Belt et al. (2007) recently proposed the use of a novel biomarker (IP25), which the authors describe as a mono-unsaturated highly-branched isoprenoid that is synthesized by sea ice diatoms that have been shown to be stable in sediments below Arctic sea ice.

What was done
Based on IP25 data obtained from a marine sediment core retrieved from Barrow Strait (7416.05'N, 9106.38'W), which they compared with "complementary proxy data obtained form analysis of other organic biomarkers, stable isotope composition of bulk organic matter, benthic foraminifera, particle size distributions and ratios of inorganic elements," the five UK scientists developed a spring sea ice record for that part of the central Canadian Arctic Archipelago.

What was learned
Vare et al. discovered evidence for a decrease in spring sea ice between approximately 1200 and 800 years before present (BP), which was followed by an increase in sea ice over the last 400 years of their record (between 800 and 400 years BP). "Interestingly," as they describe it, "these latter two intervals coincide with, respectively, the so-called Mediaeval Warm Period and Little Ice Age, which commonly feature in lower latitude palaeo-climatic studies."

What it means
The researchers say they anticipate that the data set from their study "will be important for further palaeo-climate reconstruction and for future climate prediction models," and in this they are correct.
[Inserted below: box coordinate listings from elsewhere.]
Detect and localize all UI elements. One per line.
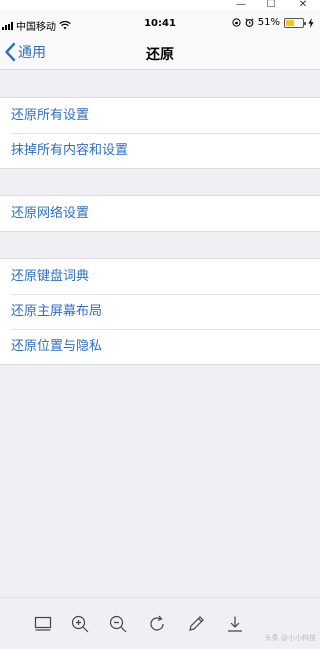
charging-icon	[308, 17, 314, 28]
alarm-icon	[245, 18, 254, 27]
reset-group-2: 还原网络设置	[0, 195, 320, 232]
reset-home-screen-layout-row[interactable]: 还原主屏幕布局	[0, 294, 320, 329]
battery-icon	[284, 17, 306, 28]
reset-all-settings-row[interactable]: 还原所有设置	[0, 98, 320, 133]
navigation-bar: 通用 还原	[0, 36, 320, 70]
download-icon[interactable]	[225, 614, 245, 634]
orientation-lock-icon	[232, 18, 241, 27]
watermark-text: 头条 @小小科技	[264, 634, 316, 642]
zoom-in-icon[interactable]	[70, 614, 90, 634]
reset-location-privacy-row[interactable]: 还原位置与隐私	[0, 329, 320, 364]
edit-icon[interactable]	[186, 614, 206, 634]
page-title: 还原	[146, 47, 174, 63]
reset-network-settings-row[interactable]: 还原网络设置	[0, 196, 320, 231]
window-controls: — ☐ ✕	[0, 0, 320, 10]
reset-group-1: 还原所有设置 抹掉所有内容和设置	[0, 97, 320, 169]
reset-keyboard-dictionary-row[interactable]: 还原键盘词典	[0, 259, 320, 294]
erase-all-content-row[interactable]: 抹掉所有内容和设置	[0, 133, 320, 168]
zoom-out-icon[interactable]	[108, 614, 128, 634]
rotate-icon[interactable]	[147, 614, 167, 634]
reset-group-3: 还原键盘词典 还原主屏幕布局 还原位置与隐私	[0, 258, 320, 365]
viewer-toolbar: 头条 @小小科技	[0, 597, 320, 649]
battery-percent: 51%	[257, 17, 280, 28]
fit-screen-icon[interactable]	[33, 614, 53, 634]
status-bar: 中国移动 10:41 51%	[0, 10, 320, 36]
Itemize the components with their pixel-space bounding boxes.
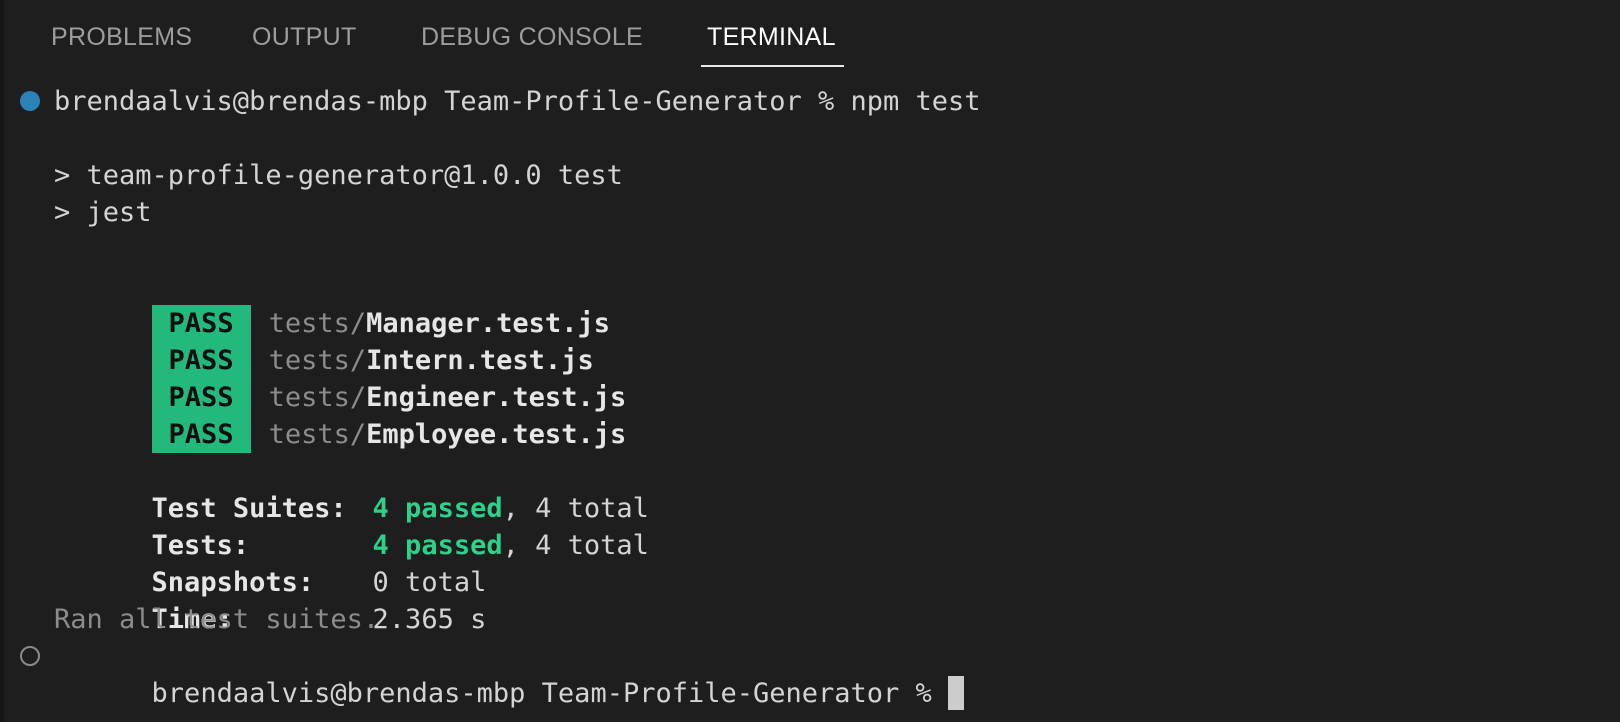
text-cursor <box>948 675 965 710</box>
tab-debug-console[interactable]: DEBUG CONSOLE <box>421 20 643 68</box>
prompt-text: brendaalvis@brendas-mbp Team-Profile-Gen… <box>151 678 949 709</box>
test-result-row: PASS tests/Employee.test.js <box>54 379 626 453</box>
active-tab-indicator <box>701 65 844 67</box>
tab-problems[interactable]: PROBLEMS <box>51 20 192 68</box>
prompt-command-line: brendaalvis@brendas-mbp Team-Profile-Gen… <box>54 86 981 117</box>
total-count: , 4 total <box>502 530 649 561</box>
terminal-panel: PROBLEMS OUTPUT DEBUG CONSOLE TERMINAL b… <box>0 0 1620 722</box>
pass-badge: PASS <box>151 416 251 453</box>
test-dir: tests/ <box>268 419 367 450</box>
panel-tab-bar: PROBLEMS OUTPUT DEBUG CONSOLE TERMINAL <box>4 0 1620 70</box>
jest-line: > jest <box>54 197 152 228</box>
summary-suites-line: Test Suites: 4 passed, 4 total <box>54 453 649 524</box>
ran-all-line: Ran all test suites. <box>54 604 380 635</box>
test-result-row: PASS tests/Engineer.test.js <box>54 342 626 416</box>
test-result-row: PASS tests/Manager.test.js <box>54 268 610 342</box>
tab-terminal[interactable]: TERMINAL <box>707 20 836 68</box>
test-result-row: PASS tests/Intern.test.js <box>54 305 594 379</box>
command-pending-dot-icon[interactable] <box>20 646 40 666</box>
test-file: Employee.test.js <box>366 419 627 450</box>
command-success-dot-icon[interactable] <box>20 91 40 111</box>
summary-snapshots-line: Snapshots: 0 total <box>54 527 487 598</box>
npm-script-line: > team-profile-generator@1.0.0 test <box>54 160 623 191</box>
time-value: 2.365 s <box>372 604 487 635</box>
summary-tests-line: Tests: 4 passed, 4 total <box>54 490 649 561</box>
prompt-line-current: brendaalvis@brendas-mbp Team-Profile-Gen… <box>54 638 965 710</box>
tab-output[interactable]: OUTPUT <box>252 20 357 68</box>
summary-time-line: Time: 2.365 s <box>54 564 487 635</box>
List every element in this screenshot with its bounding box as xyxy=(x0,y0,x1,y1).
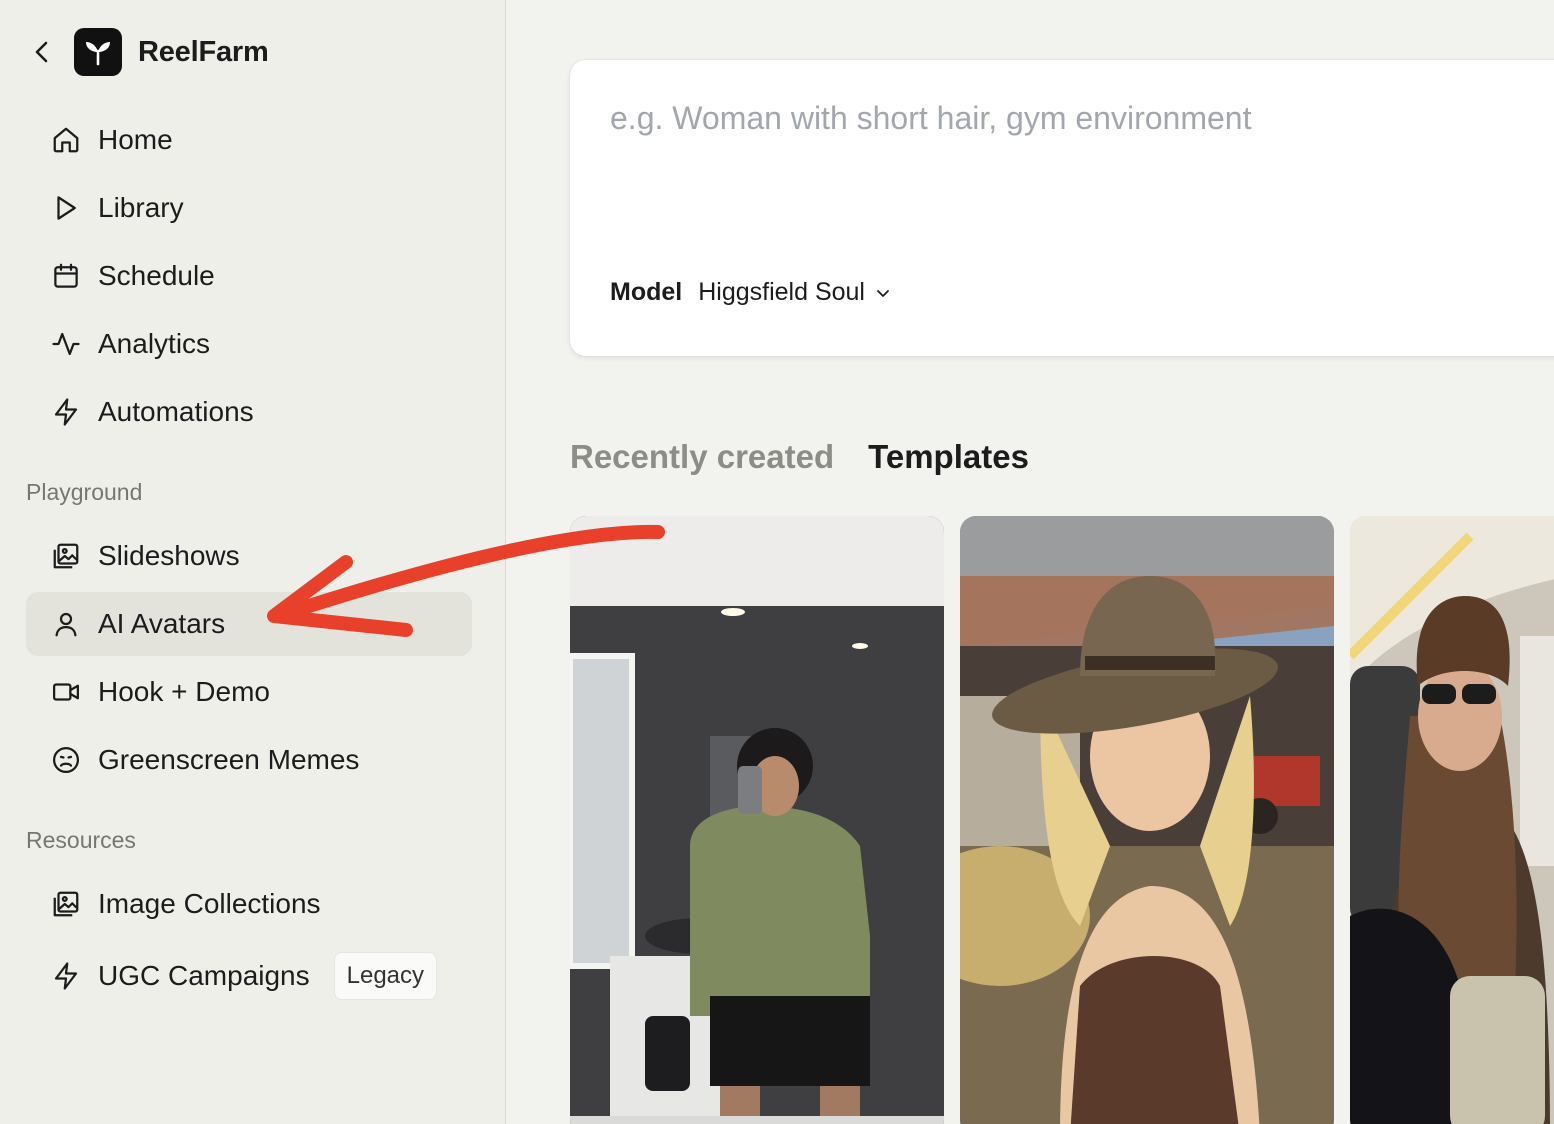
model-value: Higgsfield Soul xyxy=(698,278,865,306)
brand-header: ReelFarm xyxy=(28,28,269,76)
sidebar-item-label: Greenscreen Memes xyxy=(98,744,360,775)
back-button[interactable] xyxy=(28,38,56,66)
template-photo-cowgirl-selfie xyxy=(960,516,1334,1124)
image-stack-icon xyxy=(50,540,82,572)
template-card[interactable] xyxy=(570,516,944,1124)
sidebar-item-label: Hook + Demo xyxy=(98,676,270,707)
tab-templates[interactable]: Templates xyxy=(868,438,1029,476)
sidebar-item-schedule[interactable]: Schedule xyxy=(26,244,472,308)
model-label: Model xyxy=(610,278,683,306)
section-label-resources: Resources xyxy=(26,827,136,853)
section-label-playground: Playground xyxy=(26,479,143,505)
sidebar-item-automations[interactable]: Automations xyxy=(26,380,472,444)
sprout-icon xyxy=(86,42,110,66)
sidebar-item-label: Home xyxy=(98,124,173,155)
sidebar-item-label: Automations xyxy=(98,396,254,427)
sidebar-item-image-collections[interactable]: Image Collections xyxy=(26,872,472,936)
sidebar-item-greenscreen-memes[interactable]: Greenscreen Memes xyxy=(26,728,472,792)
avatar-prompt-input[interactable] xyxy=(610,100,1530,240)
logo xyxy=(74,28,122,76)
frown-face-icon xyxy=(50,744,82,776)
template-card[interactable] xyxy=(960,516,1334,1124)
sidebar-item-hook-demo[interactable]: Hook + Demo xyxy=(26,660,472,724)
sidebar-item-library[interactable]: Library xyxy=(26,176,472,240)
sidebar-item-label: Slideshows xyxy=(98,540,240,571)
sidebar-item-label: Schedule xyxy=(98,260,215,291)
sidebar-item-ugc-campaigns[interactable]: UGC Campaigns Legacy xyxy=(26,944,472,1008)
template-card[interactable] xyxy=(1350,516,1554,1124)
sidebar-item-analytics[interactable]: Analytics xyxy=(26,312,472,376)
calendar-icon xyxy=(50,260,82,292)
tab-recently-created[interactable]: Recently created xyxy=(570,438,834,476)
lightning-icon xyxy=(50,396,82,428)
sidebar-item-home[interactable]: Home xyxy=(26,108,472,172)
lightning-icon xyxy=(50,960,82,992)
model-dropdown[interactable]: Higgsfield Soul xyxy=(698,278,891,307)
gallery-tabs: Recently created Templates xyxy=(570,438,1029,476)
image-stack-icon xyxy=(50,888,82,920)
play-icon xyxy=(50,192,82,224)
sidebar-item-label: Analytics xyxy=(98,328,211,359)
sidebar-item-label: AI Avatars xyxy=(98,608,226,639)
sidebar-item-label: Image Collections xyxy=(98,888,321,919)
sidebar-item-label: UGC Campaigns xyxy=(98,960,310,991)
home-icon xyxy=(50,124,82,156)
video-camera-icon xyxy=(50,676,82,708)
chevron-left-icon xyxy=(35,41,48,63)
activity-icon xyxy=(50,328,82,360)
user-icon xyxy=(50,608,82,640)
prompt-card: Model Higgsfield Soul xyxy=(570,60,1554,356)
legacy-badge: Legacy xyxy=(333,952,438,1000)
model-row: Model Higgsfield Soul xyxy=(610,278,891,307)
chevron-down-icon xyxy=(877,289,889,297)
sidebar: ReelFarm Home Library Schedule Analytics… xyxy=(0,0,506,1124)
app-name: ReelFarm xyxy=(138,35,269,68)
sidebar-item-label: Library xyxy=(98,192,184,223)
template-photo-car-selfie xyxy=(1350,516,1554,1124)
template-photo-bathroom-selfie xyxy=(570,516,944,1124)
sidebar-item-slideshows[interactable]: Slideshows xyxy=(26,524,472,588)
sidebar-item-ai-avatars[interactable]: AI Avatars xyxy=(26,592,472,656)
We will soon be adding its findings to our Medieval Warm Period Project, for example, where it will further demonstrate the global nature of the MWP, which other data suggest was often warmer that what the earth has been during the Current Warm Period, which observation does not accord well with state-of-the-art climate model simulations.

Belt, S.T., Masse, G., Rowland, S.J., Poulin, M., Michel, C. and LeBlanc, B. 2007. A novel chemical fossil of palaeo sea ice: IP25. Organic Geochemistry 38: 16-27.